Botanically speaking, they qualify as berries, but they hardly act the part. Unlike most berries, persimmons eschew sprouting on bushes or vines and instead grow on trees. They’re bigger than most berries, too, averaging from the size of plums to grapefruit. But owing to their pale orange-red hues and leafy stem crowns, Americans routinely mistake them for unripe tomatoes.
Persimmons also balk at the overcrowded spring/summer berry season, preferring to bloom in their own time, from cool September through wintery January.
Then there’s the oddly elusive flavor profile. Once ripened, their sweetness has been universally declared unparalleled as far back as 1607 in Captain John Smith’s travel diary, but they’ve been alternatively described as a combination of an apple and pear, a plum and apricot, or even pumpkin with notes of honey.
If you haven’t yet sampled this singular gift of nature, you’re missing out. There’s a mouth-watering reason ancient Greeks dubbed persimmons the “fruit of the gods,” and why they are one of the most popular selling fruits in Asia, the Mediterranean and Russia. Cultivators from China, South Korea, and Japan respectively account for 75% of the world’s persimmon production.
The United States has once again embraced persimmons, thanks to California cultivators that are wisely positioning them as a “delicacy” and emphasizing their potent combination of antioxidants, regulating fiber, and vitamins A, C, and manganese. But persimmons weren’t always such a difficult sell in America.
Thanks to Native Americans of the Algonquin nation, European settlers quickly learned to survive harsh winters by subsisting on these cold-hardy wild fruits, termed Diospyros virginiana, that were ubiquitous in Eastern forests. In fact, the word “persimmons” comes from the word “pasimenan” meaning “fruit dried” in Powhatan, a language spoken by the Algonquin people. Colonists followed the drying process but also creatively used them in pies, stews, puddings, and breads.
One bit of Algonquin folklore that resonated with colonists was that the relative harshness of winter could be foretold by examining persimmon seed shapes, which vary yearly, during the fall. Although the claim carries no scientific validity, the Old Farmer’s Almanac still publishes the information.
Given the vital role persimmons played in American survival, it may be surprising to note that those dominating our markets today are actually the larger, sweeter Japanese varieties. Known scientifically as Diospyros kaki, these imported fruits are more generically referred to as “Asian persimmons” because they are actually indigenous to China.

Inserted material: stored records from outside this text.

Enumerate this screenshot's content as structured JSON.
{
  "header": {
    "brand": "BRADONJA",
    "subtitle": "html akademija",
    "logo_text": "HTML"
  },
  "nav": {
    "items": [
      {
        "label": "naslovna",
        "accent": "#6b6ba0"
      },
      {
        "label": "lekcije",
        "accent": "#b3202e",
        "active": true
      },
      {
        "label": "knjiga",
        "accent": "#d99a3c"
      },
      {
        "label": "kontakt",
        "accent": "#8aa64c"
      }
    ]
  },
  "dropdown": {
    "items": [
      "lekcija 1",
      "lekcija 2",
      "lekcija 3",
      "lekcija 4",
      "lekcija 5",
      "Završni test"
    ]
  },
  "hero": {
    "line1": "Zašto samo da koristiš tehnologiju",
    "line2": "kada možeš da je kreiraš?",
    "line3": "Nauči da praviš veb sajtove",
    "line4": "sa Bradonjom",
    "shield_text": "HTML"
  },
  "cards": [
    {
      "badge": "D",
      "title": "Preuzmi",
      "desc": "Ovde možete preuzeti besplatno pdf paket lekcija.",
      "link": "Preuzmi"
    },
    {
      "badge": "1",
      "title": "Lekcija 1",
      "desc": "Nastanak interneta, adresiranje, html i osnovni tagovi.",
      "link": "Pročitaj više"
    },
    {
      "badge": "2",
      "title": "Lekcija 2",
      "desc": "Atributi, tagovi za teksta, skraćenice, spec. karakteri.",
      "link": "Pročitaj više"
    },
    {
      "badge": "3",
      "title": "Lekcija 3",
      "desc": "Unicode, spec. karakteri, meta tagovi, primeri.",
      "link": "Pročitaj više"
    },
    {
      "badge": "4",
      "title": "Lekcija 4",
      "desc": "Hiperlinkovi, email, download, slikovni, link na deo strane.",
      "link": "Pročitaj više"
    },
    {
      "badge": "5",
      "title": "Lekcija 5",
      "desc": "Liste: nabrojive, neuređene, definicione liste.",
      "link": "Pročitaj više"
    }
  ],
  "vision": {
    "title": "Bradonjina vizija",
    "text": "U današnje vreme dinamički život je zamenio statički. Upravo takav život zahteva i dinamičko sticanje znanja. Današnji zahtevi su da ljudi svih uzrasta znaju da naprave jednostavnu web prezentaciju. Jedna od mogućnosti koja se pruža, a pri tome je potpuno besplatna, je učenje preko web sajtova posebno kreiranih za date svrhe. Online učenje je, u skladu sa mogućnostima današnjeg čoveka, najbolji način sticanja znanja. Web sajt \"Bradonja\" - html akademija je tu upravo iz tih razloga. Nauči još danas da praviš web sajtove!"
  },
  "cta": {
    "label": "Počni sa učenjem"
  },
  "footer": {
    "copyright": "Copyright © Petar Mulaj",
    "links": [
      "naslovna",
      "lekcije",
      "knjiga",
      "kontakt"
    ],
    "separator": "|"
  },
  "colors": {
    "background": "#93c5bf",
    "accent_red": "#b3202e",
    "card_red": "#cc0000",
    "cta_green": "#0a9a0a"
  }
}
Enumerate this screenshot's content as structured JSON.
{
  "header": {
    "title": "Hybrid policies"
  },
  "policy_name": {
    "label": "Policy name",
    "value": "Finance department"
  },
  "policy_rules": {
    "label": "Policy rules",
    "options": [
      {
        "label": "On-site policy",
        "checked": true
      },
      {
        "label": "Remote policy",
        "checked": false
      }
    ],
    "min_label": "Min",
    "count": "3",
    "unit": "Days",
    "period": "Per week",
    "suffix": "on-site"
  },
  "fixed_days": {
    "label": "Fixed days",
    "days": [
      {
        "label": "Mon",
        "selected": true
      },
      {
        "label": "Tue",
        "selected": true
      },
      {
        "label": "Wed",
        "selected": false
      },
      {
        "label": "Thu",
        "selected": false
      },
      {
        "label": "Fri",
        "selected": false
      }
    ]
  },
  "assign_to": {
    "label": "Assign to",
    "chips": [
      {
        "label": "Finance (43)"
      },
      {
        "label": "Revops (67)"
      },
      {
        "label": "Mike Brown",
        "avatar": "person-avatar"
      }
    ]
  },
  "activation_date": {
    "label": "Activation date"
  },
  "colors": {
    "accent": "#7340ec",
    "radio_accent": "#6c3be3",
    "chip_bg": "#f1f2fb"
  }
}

Persimmons come in hundreds of varieties but are categorized most simply and accurately as “astringent or non-astringent.” Astringency has to do with the amount of tannins inherent in the fruit. As in wine, the higher the tannin concentration, the more bitter the fruit and the longer it takes to ripen and surrender its legendary sweetness.
Hachiyas, the leading commercially grown astringent variety in America, cannot be eaten when first picked. But, once ripened, these round fruits turn exceedingly sweet, their pudding-like flesh able to be enjoyed raw, made into jams, or incorporated into baked goods.
Fuyus, which are slightly oblong, are the leading commercially grown non-astringent persimmon in America. They are sweet and crisp when first picked and can be enjoyed like apples. Imaginative chefs are increasingly using Fuyus to punctuate colorful mixed salads and highlight sophisticated cheese plates.